Because the filing of lawsuits without counsel (or pro se ) requires a basic understanding of the law, many vexatious litigants are retired, unemployed or incarcerated.
"To be this vexing," said one Los Angeles County court worker, who also did not want her name used for fear of retribution from vexatious litigants, "they need to have plenty of time on their hands to hang out in law libraries and bother me on the phone getting ready for their next attack."
The worker said she has been unsuccessfully sued 11 times in the last two years for hanging up on vexatious litigants in mid-harangue. "I am not exaggerating when I say I am extremely frightened by some of these people."
A Los Angeles area veterinarian who was sued over the death of one of his elderly canine patients said life was "made a living hell" by the vexatious litigant who owned the dog.
"It's a case of no good deed goes unpunished," recalled the vet. "I was volunteering to help a rescue group and took in this dog. Next thing I know, I'm being paged at all hours, and being served with all sorts of court papers.
"The man who sued me is now on the [vexatious litigant] list, but that doesn't mean I don't still fear him. He calls the dog his son. It's in his freezer now, I believe."
Deputy Atty. Gen.

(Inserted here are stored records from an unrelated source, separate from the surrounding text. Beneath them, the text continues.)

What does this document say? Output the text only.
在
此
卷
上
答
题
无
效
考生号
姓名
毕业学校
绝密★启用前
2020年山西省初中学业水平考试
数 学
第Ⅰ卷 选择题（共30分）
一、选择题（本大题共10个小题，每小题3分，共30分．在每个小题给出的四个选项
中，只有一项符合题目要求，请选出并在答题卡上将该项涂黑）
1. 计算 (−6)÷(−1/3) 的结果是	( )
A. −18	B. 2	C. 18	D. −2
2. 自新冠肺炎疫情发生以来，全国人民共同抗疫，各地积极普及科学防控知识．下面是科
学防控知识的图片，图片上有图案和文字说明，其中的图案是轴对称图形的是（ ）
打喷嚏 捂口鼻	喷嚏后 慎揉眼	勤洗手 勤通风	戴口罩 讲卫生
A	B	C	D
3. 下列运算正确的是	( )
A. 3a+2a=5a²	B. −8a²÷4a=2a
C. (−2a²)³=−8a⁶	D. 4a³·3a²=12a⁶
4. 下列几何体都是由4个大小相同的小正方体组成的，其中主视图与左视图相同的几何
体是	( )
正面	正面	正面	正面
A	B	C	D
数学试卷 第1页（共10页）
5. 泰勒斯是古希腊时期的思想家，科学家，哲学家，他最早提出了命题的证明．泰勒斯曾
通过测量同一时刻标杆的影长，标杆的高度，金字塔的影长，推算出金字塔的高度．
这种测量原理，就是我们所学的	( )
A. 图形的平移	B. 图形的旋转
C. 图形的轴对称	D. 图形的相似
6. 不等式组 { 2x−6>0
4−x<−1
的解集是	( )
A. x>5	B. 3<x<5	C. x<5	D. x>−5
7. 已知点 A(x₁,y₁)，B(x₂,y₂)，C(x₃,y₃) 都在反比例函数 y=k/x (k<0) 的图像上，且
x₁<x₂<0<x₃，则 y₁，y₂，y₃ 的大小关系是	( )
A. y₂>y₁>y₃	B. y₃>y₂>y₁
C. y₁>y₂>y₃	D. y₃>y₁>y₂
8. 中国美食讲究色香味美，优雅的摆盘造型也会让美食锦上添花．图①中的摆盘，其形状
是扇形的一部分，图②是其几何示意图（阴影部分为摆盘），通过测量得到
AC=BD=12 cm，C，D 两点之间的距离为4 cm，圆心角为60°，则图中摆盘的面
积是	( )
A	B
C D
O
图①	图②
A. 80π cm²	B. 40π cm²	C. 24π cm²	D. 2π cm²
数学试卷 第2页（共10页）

Joan Cavanagh, who deals exclusively with the exploding number of prisoner lawsuits, worries that the more vexatious litigants may someday crowd out less expert but more meritorious filings.
"When someone is repeatedly complaining about cold sandwiches and broken cookies--things that are a minor inconvenience to anyone else, the inmate with a serious complaint about conditions may get lost in the flood," she said.
"Those who know the buzzwords to use in their writs may get our attention, while the inmate who doesn't know the right legal phrases may not get through."
According to Pasadena Municipal Court Judge Judson W. Morris Jr., the vexatious litigant law is increasingly necessary in a world where "people take advantage of our justice system by filing litigation with no basis whatsoever. It is necessary to protect the victims, the people who are subjected to lawsuits designed simply to harass. These have got to be stopped."
Morris has good reason to be personally thankful for the vexatious litigant law. "Recently I declared a couple to be vexatious litigants and then had them come back and try to sue me for doing it. Luckily I was one of those protected by my own order."